LindseyJanuary 1, 2020 at 12:32 pm #330661
Hope you had a safe and happy new year’s eve. I ended up going to bed very early because I couldn’t fall asleep the night before. I feel pretty well rested and work has been very slow today, only an hour and a half to go.
So far I feel like I’m doing well overall without any mishaps really. I feel a lot of this is due to not having a man in my life at all because it only brings me anxiety. I may have mentioned this but a guy I went to college with and casually dated for a month in college started messaging me about the same time I started talking and spending time with K. He’s always liked my pictures on social media but actually reached out and messaged me about 6 months ago. He’s divorced and lives in Mississippi and has 2 boys, 8 and 4. He has been divorced for about 5 years so has helped me a bit through my beginning stages of the divorce process. He’s made is obvious he likes me and has asked to see me either by paying to fly me to Mississippi or meeting close to me.

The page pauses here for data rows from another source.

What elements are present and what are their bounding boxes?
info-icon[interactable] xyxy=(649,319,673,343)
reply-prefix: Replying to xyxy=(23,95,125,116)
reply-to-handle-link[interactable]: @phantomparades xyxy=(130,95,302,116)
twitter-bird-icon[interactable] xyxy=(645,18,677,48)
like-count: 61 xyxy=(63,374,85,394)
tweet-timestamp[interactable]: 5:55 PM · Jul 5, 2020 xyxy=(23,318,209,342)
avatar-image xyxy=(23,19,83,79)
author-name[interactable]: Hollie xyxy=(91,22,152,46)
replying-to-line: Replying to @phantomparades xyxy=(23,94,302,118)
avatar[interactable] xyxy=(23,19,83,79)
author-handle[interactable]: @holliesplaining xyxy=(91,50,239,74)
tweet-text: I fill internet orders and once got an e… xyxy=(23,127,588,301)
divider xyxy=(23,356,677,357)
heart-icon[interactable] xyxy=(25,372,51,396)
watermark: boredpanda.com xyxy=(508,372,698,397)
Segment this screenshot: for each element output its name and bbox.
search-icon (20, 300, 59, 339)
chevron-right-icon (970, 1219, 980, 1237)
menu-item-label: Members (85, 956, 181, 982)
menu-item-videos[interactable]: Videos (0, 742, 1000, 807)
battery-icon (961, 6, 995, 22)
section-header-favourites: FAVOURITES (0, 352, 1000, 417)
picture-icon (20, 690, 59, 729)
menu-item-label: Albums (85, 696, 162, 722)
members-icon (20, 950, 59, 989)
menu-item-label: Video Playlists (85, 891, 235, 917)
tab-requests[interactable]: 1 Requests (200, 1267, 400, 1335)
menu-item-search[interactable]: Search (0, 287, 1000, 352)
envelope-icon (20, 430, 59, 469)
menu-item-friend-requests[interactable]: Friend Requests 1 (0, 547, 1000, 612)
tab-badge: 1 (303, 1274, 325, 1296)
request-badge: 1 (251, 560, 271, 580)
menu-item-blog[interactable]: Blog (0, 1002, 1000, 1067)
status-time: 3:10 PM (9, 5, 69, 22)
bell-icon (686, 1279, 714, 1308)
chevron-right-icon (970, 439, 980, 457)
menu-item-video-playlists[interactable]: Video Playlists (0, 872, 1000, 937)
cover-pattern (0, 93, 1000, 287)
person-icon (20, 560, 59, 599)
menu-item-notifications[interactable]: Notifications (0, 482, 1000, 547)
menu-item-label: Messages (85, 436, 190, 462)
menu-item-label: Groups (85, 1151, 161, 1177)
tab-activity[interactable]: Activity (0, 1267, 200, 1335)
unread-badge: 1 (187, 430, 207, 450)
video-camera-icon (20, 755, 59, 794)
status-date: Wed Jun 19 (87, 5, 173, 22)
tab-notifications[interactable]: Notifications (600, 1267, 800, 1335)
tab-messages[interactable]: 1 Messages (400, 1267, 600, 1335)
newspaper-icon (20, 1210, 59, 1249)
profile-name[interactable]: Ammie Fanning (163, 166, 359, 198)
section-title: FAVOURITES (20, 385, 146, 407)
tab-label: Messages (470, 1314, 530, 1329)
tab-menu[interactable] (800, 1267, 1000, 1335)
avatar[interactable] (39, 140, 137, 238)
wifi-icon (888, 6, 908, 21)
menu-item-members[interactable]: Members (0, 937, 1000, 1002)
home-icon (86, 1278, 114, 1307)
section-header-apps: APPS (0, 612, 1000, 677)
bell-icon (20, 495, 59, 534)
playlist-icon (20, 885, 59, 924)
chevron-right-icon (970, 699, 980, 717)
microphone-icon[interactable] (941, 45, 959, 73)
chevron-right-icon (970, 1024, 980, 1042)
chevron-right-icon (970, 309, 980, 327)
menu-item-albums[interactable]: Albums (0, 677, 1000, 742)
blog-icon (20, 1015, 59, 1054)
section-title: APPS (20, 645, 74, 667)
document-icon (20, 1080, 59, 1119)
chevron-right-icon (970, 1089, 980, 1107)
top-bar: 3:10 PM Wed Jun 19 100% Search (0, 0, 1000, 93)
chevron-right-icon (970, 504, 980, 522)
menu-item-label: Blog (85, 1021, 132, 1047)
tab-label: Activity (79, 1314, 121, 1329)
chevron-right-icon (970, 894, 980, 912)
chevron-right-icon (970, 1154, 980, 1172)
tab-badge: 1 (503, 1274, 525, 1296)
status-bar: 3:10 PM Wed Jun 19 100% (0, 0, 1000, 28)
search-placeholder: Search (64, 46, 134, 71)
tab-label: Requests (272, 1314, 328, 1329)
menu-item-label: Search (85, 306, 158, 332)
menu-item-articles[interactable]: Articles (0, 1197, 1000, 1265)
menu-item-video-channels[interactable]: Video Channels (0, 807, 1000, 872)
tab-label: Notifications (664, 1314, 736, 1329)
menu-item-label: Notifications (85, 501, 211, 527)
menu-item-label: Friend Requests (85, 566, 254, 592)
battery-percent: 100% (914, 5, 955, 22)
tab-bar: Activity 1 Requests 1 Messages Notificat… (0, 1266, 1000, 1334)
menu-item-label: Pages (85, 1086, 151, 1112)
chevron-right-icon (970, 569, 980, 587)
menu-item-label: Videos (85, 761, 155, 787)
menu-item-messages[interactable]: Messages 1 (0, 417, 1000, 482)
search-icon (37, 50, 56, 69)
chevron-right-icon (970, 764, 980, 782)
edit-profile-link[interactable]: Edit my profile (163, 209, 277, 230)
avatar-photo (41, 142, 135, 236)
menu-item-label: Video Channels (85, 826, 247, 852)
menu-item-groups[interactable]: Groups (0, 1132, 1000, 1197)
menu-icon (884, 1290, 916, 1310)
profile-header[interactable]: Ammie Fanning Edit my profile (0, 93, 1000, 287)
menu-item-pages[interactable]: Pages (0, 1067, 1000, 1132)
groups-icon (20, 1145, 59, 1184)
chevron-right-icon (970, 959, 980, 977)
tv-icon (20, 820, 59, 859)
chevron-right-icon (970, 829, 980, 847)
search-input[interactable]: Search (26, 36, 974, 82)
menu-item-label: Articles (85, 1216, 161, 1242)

I’ve said no twice. He has always said and done the right things so far and paid for most of my dog’s wheelchair on my fundraising sight.
The thing is and this has been said is that we live far apart and neither of us could ever move because of our jobs and our kids. I’m thinking of maybe saying yes to a visit. Not yet-maybe in the spring or summer. What do you think? Also, he had a girlfriend in college I found out which is why we quit seeing each other. I asked if he cheated on his wife while they were married and he said yes twice, he was caught once.
LindseyDecember 31, 2019 at 2:09 pm #330511
Yes, be careful on the roads! I’ll try and check in with you tomorrow. I’ll be working but I think it will be pretty slow.
LindseyDecember 31, 2019 at 9:30 am #330469
Happy New Year to you! I will be working tomorrow but until 4pm and then picking up my kids to stay with me until Friday. Things are going ok-still on the lookout for a townhouse/condo that meets all my criteria:)
Work is very busy but my favorite thing to do is come home after a long day and hang out with my dog on the couch reading or watching a movie which is what I will be doing tonight.
LindseyDecember 26, 2019 at 12:40 pm #329603
Hope you had a Merry Christmas. Ours was good but went by way too quickly. The kids had a very good time filled with lots of toys lol. It was ok being with the ex, I would say tolerable. I did notice a bit of anxiety a few days before Christmas and a panic attack one of the evenings, I’d say maybe on the 22nd? I can’t remember. Not sure where that came from but no more after the 22nd.